Non so darmi e darvi una spiegazione convincente, quello che so è che ora mi mangio le mani. Su YouTube è facile trovare i video di questa ultima loro esibizione romana. Parliamo comunque di meno di duemila posti, quindi il prestigio della location non cambia le cose: gli Archive erano e restano una realtà di culto. E forse è proprio questo che li rende ancora più affascinanti, agli occhi di un appassionato: non aver mai ceduto alla logica del successo facile, ma aver costruito negli anni un’identità particolare, difficile ma coerente, riconoscibile e fedele a sé stessa. Un buon motivo per (ri)scoprirli, oggi più che mai.

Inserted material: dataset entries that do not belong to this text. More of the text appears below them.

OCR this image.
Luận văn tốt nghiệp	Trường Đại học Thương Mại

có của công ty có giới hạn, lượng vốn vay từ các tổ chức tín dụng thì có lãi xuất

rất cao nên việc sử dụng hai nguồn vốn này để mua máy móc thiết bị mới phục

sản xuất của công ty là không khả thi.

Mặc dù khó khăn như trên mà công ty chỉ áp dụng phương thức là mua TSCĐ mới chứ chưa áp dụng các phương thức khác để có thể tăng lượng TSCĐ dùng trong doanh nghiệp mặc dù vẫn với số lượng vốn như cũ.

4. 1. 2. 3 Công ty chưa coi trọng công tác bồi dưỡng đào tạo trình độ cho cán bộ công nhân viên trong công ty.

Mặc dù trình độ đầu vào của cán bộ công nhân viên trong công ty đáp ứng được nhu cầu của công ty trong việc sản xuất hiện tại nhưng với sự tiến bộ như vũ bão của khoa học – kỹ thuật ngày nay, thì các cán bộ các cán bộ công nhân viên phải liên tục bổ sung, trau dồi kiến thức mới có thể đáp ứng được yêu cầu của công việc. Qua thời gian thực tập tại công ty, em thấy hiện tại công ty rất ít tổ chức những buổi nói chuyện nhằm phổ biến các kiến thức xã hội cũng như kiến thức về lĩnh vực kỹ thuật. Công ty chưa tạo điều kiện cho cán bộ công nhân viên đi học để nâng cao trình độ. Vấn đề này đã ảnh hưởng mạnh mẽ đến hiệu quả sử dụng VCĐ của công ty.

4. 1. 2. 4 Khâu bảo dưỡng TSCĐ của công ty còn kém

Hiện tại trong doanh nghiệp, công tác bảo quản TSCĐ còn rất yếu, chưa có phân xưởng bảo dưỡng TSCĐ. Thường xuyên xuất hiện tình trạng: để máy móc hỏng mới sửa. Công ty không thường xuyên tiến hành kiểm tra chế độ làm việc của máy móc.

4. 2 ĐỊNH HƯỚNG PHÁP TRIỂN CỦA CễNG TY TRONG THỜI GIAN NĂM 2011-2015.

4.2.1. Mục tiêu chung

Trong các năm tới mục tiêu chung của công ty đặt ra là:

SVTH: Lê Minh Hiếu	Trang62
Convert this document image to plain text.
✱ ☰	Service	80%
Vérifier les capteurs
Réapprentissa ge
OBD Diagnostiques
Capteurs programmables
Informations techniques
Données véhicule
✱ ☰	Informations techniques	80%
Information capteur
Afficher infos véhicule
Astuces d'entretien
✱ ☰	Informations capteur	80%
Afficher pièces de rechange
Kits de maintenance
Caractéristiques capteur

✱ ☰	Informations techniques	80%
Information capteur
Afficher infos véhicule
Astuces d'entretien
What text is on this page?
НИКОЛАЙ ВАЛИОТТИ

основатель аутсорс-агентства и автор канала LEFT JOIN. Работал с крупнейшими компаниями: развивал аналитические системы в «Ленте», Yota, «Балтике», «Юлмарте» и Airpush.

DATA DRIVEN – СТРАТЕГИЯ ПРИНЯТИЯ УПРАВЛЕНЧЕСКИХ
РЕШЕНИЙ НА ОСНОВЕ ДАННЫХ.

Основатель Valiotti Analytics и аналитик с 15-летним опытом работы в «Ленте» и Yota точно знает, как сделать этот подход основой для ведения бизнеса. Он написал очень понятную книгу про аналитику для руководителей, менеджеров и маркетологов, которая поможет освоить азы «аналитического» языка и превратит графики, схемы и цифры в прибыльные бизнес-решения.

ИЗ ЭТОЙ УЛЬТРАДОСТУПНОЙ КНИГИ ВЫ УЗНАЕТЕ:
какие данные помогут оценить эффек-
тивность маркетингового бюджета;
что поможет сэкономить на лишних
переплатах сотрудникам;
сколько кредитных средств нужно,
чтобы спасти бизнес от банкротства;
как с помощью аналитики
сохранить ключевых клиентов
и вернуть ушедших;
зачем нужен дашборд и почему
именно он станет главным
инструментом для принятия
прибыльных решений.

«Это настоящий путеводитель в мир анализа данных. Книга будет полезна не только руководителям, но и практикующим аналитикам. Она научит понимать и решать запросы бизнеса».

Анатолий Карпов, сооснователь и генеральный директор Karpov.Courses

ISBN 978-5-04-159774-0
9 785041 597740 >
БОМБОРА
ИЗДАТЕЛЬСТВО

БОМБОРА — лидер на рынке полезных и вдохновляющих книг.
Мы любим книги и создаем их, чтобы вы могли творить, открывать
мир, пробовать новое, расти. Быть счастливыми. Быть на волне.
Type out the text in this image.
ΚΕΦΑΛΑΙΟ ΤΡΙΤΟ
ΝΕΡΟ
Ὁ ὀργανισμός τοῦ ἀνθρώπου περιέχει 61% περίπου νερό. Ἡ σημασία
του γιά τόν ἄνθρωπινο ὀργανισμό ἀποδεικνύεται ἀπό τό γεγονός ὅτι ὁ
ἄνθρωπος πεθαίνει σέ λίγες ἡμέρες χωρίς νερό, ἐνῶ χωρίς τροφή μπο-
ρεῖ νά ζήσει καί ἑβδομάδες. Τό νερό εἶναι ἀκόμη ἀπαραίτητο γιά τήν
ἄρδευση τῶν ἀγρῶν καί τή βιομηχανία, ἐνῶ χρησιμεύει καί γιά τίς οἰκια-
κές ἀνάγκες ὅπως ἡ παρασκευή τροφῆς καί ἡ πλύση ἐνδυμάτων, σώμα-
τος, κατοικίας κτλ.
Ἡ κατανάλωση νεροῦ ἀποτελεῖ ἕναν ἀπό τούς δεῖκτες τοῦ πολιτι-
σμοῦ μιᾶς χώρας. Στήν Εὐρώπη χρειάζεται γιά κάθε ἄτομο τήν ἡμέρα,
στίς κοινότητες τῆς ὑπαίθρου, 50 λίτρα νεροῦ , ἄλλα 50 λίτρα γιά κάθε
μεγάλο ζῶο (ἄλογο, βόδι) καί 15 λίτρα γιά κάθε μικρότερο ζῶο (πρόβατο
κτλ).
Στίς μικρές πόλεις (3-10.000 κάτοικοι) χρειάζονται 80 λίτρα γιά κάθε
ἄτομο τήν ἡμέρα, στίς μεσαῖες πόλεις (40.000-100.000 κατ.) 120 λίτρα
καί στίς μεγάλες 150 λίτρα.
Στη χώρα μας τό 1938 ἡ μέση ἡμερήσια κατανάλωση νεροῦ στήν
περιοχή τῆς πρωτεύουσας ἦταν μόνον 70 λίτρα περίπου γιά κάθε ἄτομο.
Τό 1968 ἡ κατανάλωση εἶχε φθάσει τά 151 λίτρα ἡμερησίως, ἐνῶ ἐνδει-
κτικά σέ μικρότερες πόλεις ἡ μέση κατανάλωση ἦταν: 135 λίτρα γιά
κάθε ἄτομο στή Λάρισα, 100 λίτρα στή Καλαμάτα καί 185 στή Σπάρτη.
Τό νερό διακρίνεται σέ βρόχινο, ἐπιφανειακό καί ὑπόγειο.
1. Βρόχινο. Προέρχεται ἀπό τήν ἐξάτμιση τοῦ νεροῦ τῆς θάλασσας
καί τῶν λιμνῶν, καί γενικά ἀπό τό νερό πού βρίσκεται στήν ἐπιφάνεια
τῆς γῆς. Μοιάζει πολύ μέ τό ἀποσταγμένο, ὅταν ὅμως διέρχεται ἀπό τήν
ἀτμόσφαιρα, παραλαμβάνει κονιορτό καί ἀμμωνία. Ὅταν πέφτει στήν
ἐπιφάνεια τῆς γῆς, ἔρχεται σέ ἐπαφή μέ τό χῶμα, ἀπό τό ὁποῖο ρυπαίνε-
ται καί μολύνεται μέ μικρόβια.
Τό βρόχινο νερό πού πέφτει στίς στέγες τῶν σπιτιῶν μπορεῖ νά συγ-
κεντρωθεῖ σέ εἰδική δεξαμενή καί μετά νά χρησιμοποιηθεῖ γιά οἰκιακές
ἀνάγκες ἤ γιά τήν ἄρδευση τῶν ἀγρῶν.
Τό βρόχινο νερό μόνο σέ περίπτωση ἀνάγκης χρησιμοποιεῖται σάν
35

Infatti, per fortuna, è di pochi giorni fa la pubblicazione di un singolo che anticipa il nuovo album Glass Minds (in uscita il 27 febbraio 2026). Hanno pubblicato anche le date del nuovo tour. Inizierà a fine marzo 2026 ma, come prevedibile, c’è tanta Francia, Germania, Olanda, Belgio, Svizzera, Austria, Polonia, UK e niente Italia. Magari verso l’estate aggiungeranno qualche data e faranno una nuova capatina qui a Roma, me lo auguro davvero e stavolta sono certo che andrò.

Il singolo lo trovate nel frame qui di seguito, avendolo visto ormai diverse volte penso di poter dire che mi sembra del tutto coerente con le loro passate sonorità e tematiche. Anche la lunghezza (decisamente oltre i tempi consentiti dai passaggi radiofonici) e le immagini distopiche e disturbanti sono praticamente un marchio di fabbrica “della casa”. Il titolo mi lascia pensare che si parli di questa frenesia di massa che spinge a mettersi/metterci in mostra e farci guardare, questa specie di gara che c’è in particolare sui social network a mostrare quanto sono belle, perfette e di successo le nostre vite. Non so se è davvero questo il tema, ma è un fatto che ormai la gente ha piacere di rendere pubblici anche i momenti più privati e persino dolorosi alla ricerca di qualcuno che li caghi (like, commenti e tutto il resto).

E mi domando anche se, come altre volte nel passato della band, pardon del collettivo inglese, questo sarà il tema trainante dell’intero album. Lo capiremo meglio quando sarà pubblicato… nell’attesa, Look At Us.